Tuesday, April 30, 2019

A 1970's Style Dashiki Dress

I bought the fabric for this dress a few months ago and made the dress in mid March, wanting to get in done in time for the spring equinox. While I did finish it by then, I didn't wear it for that particular occasion since it was a rather cold day and evening, so not terribly suitable for wearing a thin cotton dress. 

This gorgeous fabric was made in Kenya by a manufacturer specializing in these lovely cotton panels of fabric, which are traditionally made into shirts. I found the length at an antique mall in Cincinnati (the best finds at antique malls are often things that are not antique!) 😂 When I purchased the fabric it was boldly printed in red, black, white and gold. Once I decided I would make the material into a garment I overdyed the length in blue, to tone down the colors a bit so I could wear them. 

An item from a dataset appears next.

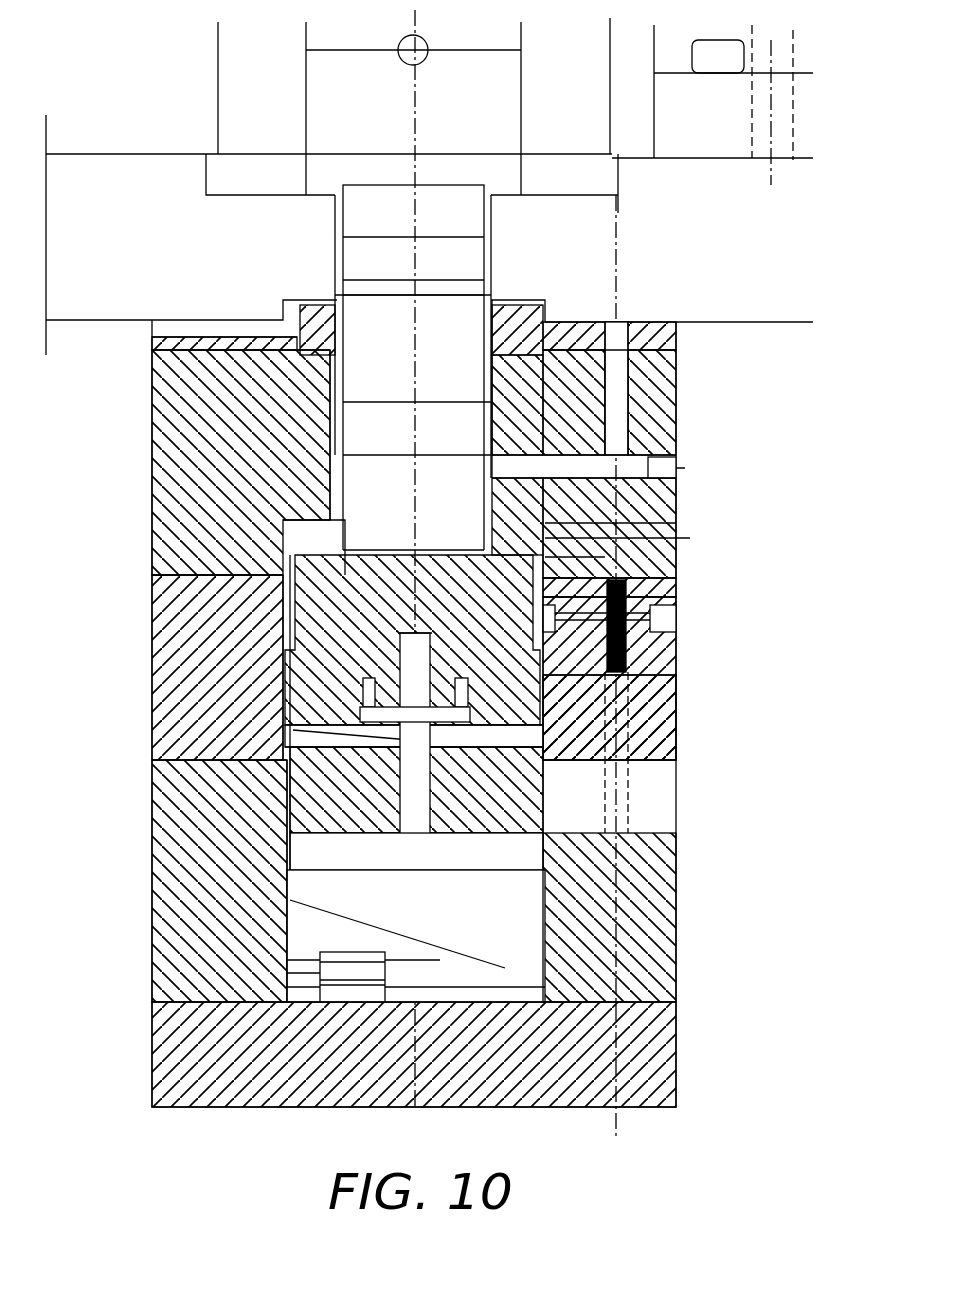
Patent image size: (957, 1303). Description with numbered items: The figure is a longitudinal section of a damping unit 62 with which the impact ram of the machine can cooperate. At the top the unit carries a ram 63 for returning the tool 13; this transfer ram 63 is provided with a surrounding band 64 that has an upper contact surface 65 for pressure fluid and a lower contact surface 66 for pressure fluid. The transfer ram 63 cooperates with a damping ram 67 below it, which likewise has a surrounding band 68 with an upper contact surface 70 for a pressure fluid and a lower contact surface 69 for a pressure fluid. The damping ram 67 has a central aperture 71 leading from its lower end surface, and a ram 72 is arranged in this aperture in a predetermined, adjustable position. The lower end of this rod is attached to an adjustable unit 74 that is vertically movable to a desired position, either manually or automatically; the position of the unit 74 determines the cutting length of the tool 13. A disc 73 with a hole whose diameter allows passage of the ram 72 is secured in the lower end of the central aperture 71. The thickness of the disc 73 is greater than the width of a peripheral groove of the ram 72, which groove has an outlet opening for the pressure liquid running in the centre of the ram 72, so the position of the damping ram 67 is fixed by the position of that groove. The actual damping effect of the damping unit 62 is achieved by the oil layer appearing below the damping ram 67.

I did a little research on the material since I wanted to honor it by making it into something appropriate to wear. It is difficult, sometimes, when dealing with items crafted by another culture, to use those things in a way that honors their origin. I wavered between making a wrap skirt or a dress but decided on the dress as the best way to showcase this lovely material. My inspiration are the many extant late 60's/70's colorful dashiki dresses that were frequently worn by those in the counter culture of the time, embracing peace, tolerance and love and rejecting materialism, violence and inequality. While my own spiritual beliefs slightly vary from the stereotypical "hippie", I find a lot of similarities and it feels right to make and wear this kind of dress. 

Original 1970's Dashiki Dress from Etsy

Most extant dresses I have found appear to be cut in the same way, as a one or two piece design with cut on sleeves. This is a loose, flowing garment and does not require a lot of fitting or measurements to make a pattern. I actually just put my fabric on the floor, eyeballed it, and cut two pieces. These pieces were sewn together at the shoulders and the long under arm/side seam, to about mid-calf length. 

I used french seams for durability and tidiness. The neckline is bound with bias strips cut from the scraps of fabric left once the dress shapes were cut, and I made a few little eyelets along the front neck slit to lace a cotton cord through. The sleeves, utilizing the natural selvedge edge, are unhemmed and the skirt is hemmed with a narrow machine hem. I added ties made of leftover fabric at the high waist popular in the 70's, to give a little bit of shaping. 

It was a very simple project but I took my time to do each step well. There is a lot of love poured into this dress! I do not usually have a reason to make or wear a beautiful modern dress. To me, this dress is beautiful and I feel so happy when wearing it - full of joy and deep gratitude!

I do so love the sleeve shape on this dress!

I shall wear it tomorrow for May Day as we celebrate this wonderful season of planting and growing. I thank my son Malachi for taking these pictures for me last week when he and I, along with the littlest children, visited a sacred site near us to meditate and drum and just enjoy being outside in the greening world. 

My bodhran drum and I are still getting well acquainted 😂 but I am learning the deep connection that can exist between a person and a percussion instrument - so all my previous many years of bias against anything not string instrument related is quickly washing away!

Much love to you all!


1 comment:

  1. What a beautiful dress! You showcased the fabric perfectly.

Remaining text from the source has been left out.